Deloitte will pay Tongaat Hulett R261 million for its role in okaying the sugar and property group’s financial statements between 2012 and 2018, when in fact the figures were misrepresented by former management.
Tongaat Hulett, which is now in business rescue after the fraud was uncovered, said yesterday in a JSE regulatory notice that it had reached an agreement for Deloitte to pay it the money in settlement of a claim for its role as auditor from 2012 to 2018.
Some of Tongaat’s minority shareholders have long agitated that the group make a legal claim against Deloitte. Tongaat’s financial statements between those years were found to have been overstated by almost R12 billion over seven years. The shares were suspended in July last year.
“Deloitte will pay … R260m to the company without admission of liability. The business rescue practitioners (BRPs), having taken advice in this regard, are of the considered opinion that a settlement on these terms is in the best interests of the company,” a statement said yesterday.

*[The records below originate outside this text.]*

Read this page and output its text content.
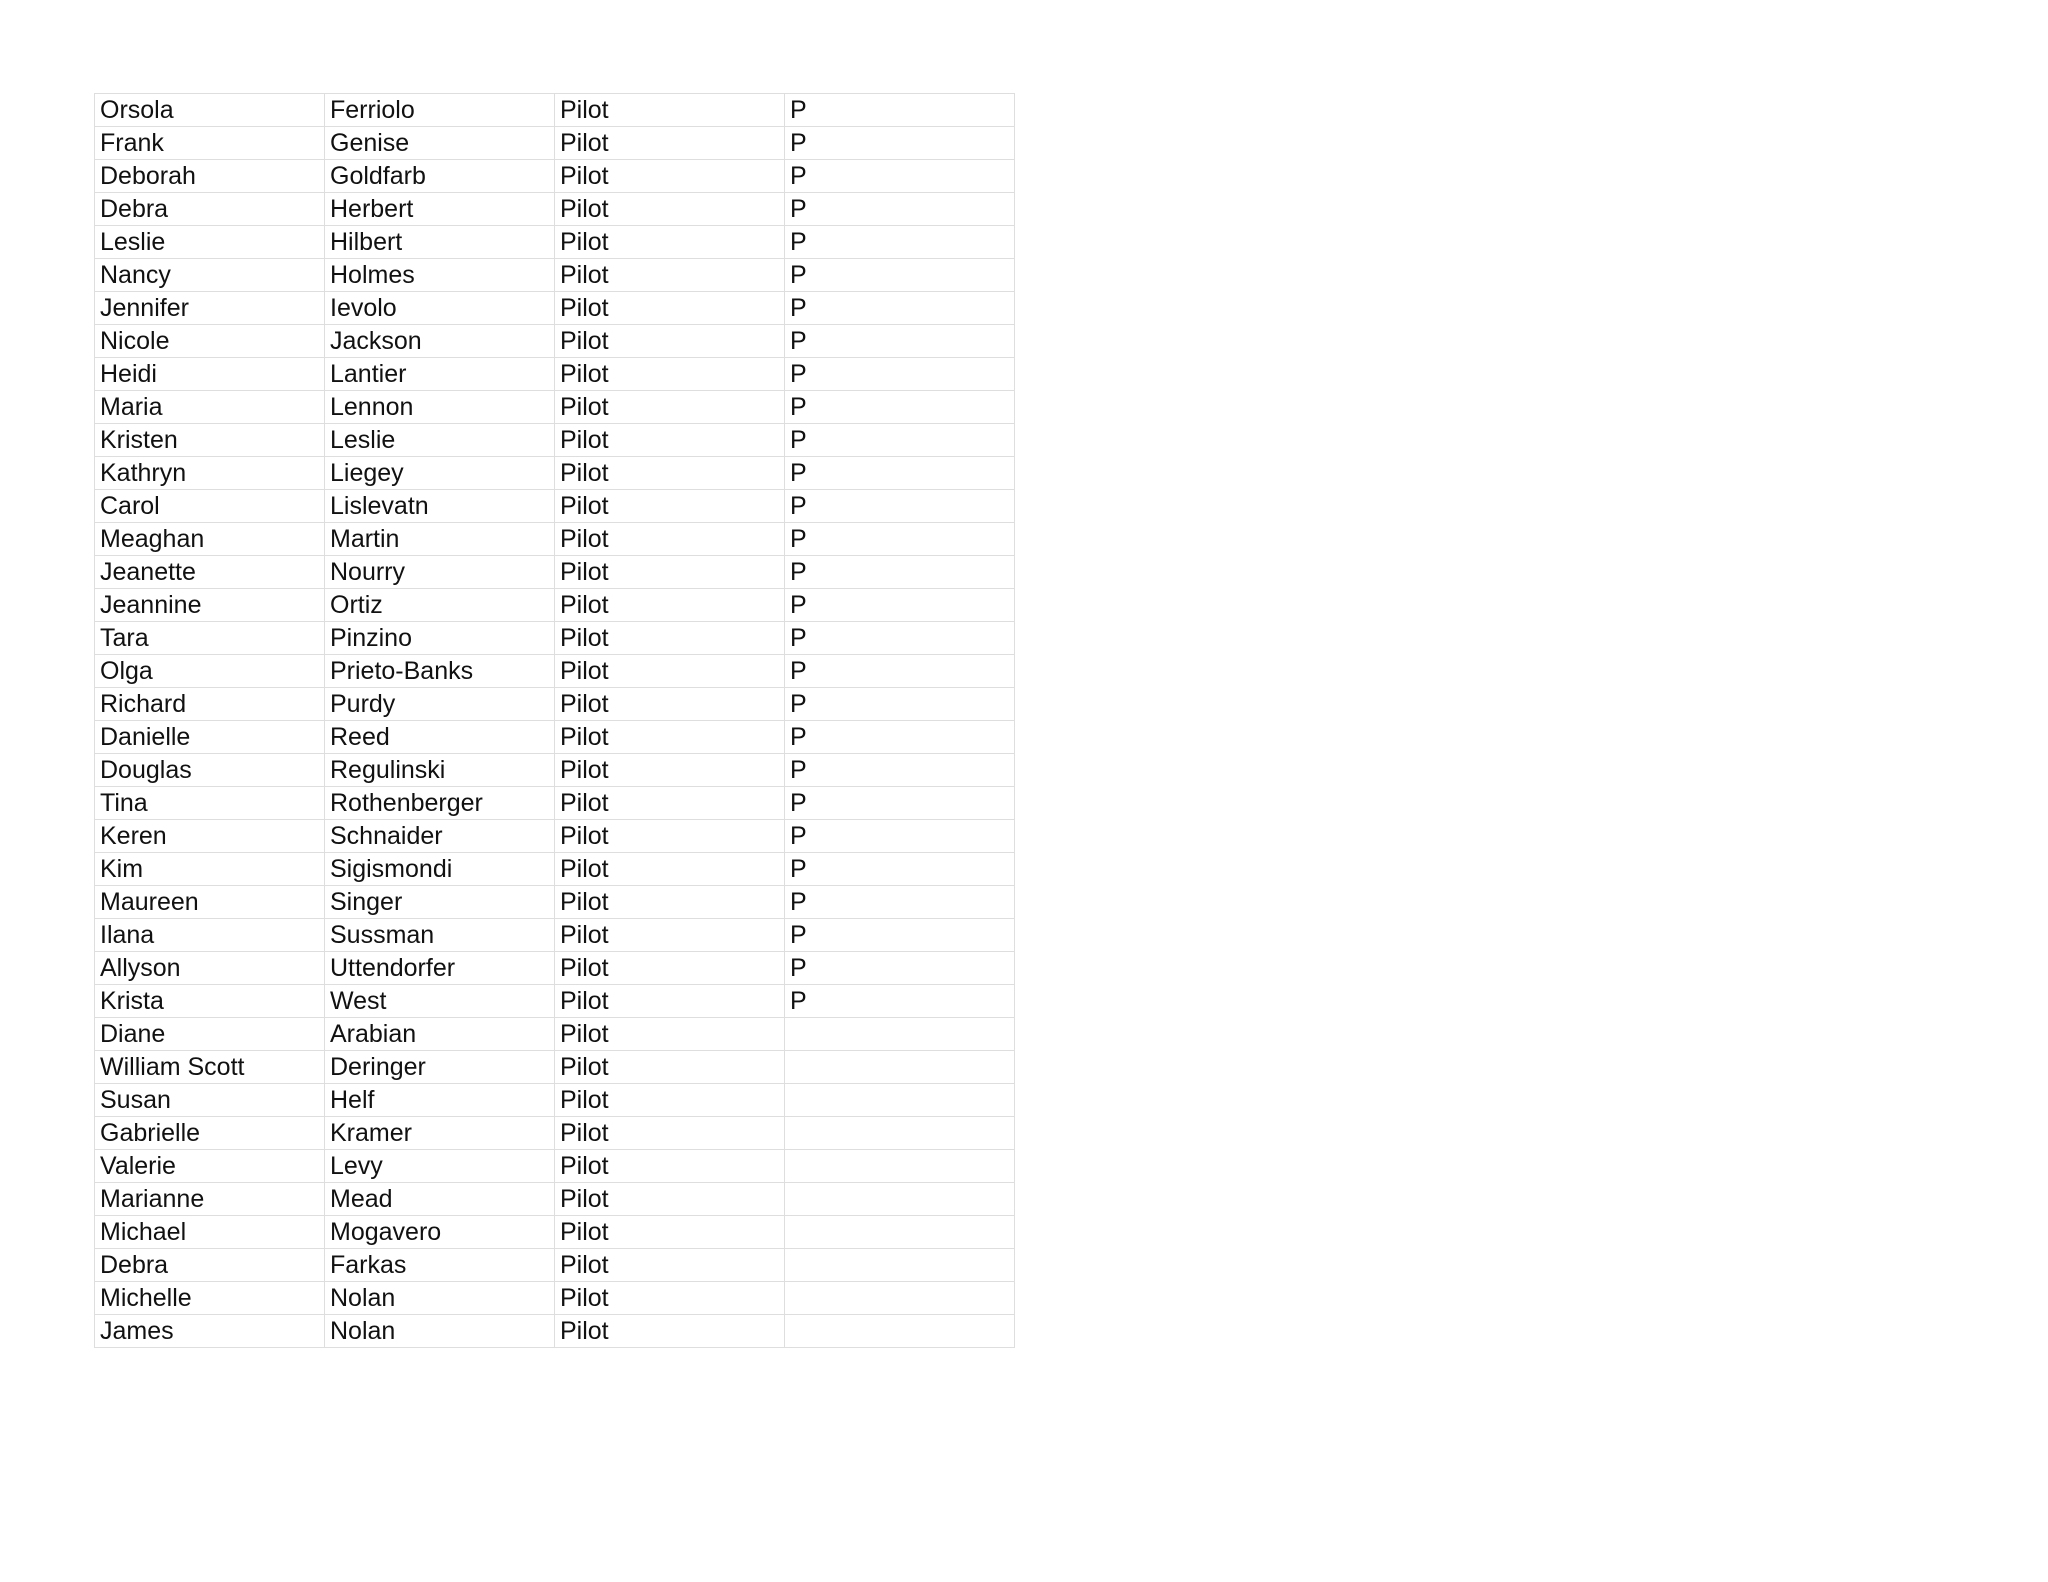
Orsola	Ferriolo	Pilot	P
Frank	Genise	Pilot	P
Deborah	Goldfarb	Pilot	P
Debra	Herbert	Pilot	P
Leslie	Hilbert	Pilot	P
Nancy	Holmes	Pilot	P
Jennifer	Ievolo	Pilot	P
Nicole	Jackson	Pilot	P
Heidi	Lantier	Pilot	P
Maria	Lennon	Pilot	P
Kristen	Leslie	Pilot	P
Kathryn	Liegey	Pilot	P
Carol	Lislevatn	Pilot	P
Meaghan	Martin	Pilot	P
Jeanette	Nourry	Pilot	P
Jeannine	Ortiz	Pilot	P
Tara	Pinzino	Pilot	P
Olga	Prieto-Banks	Pilot	P
Richard	Purdy	Pilot	P
Danielle	Reed	Pilot	P
Douglas	Regulinski	Pilot	P
Tina	Rothenberger	Pilot	P
Keren	Schnaider	Pilot	P
Kim	Sigismondi	Pilot	P
Maureen	Singer	Pilot	P
Ilana	Sussman	Pilot	P
Allyson	Uttendorfer	Pilot	P
Krista	West	Pilot	P
Diane	Arabian	Pilot	
William Scott	Deringer	Pilot	
Susan	Helf	Pilot	
Gabrielle	Kramer	Pilot	
Valerie	Levy	Pilot	
Marianne	Mead	Pilot	
Michael	Mogavero	Pilot	
Debra	Farkas	Pilot	
Michelle	Nolan	Pilot	
James	Nolan	Pilot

A forensic investigation by PwC, the key findings of which were published in November 2019, found the misstatements in the financial results. The full report was never made public.
The PWC report found that certain senior executives initiated or participated in undesirable accounting practices that resulted in, among others, revenue being recognised in earlier reporting periods than it should have been, and in expenses being inappropriately capitalised to assets.
Among other governance failures that were identified, these actions resulted in profits in the respective years being overstated, and in the overstatement of certain assets in Tongaat’s financial statements..
According to reports, Tongaat has also instituted civil claims totalling some R450m against past directors and executives allegedly implicated in the undesirable accounting practices.
It initiated civil proceedings in the Pietermaritzburg High Court in September 2020 against former CEO Peter Staude, former chief financial officer Murray Munro and former finance executive Sean Slabbert, who was also a director of Tongaat Hulett Sugar South Africa. The cases continued in court this year.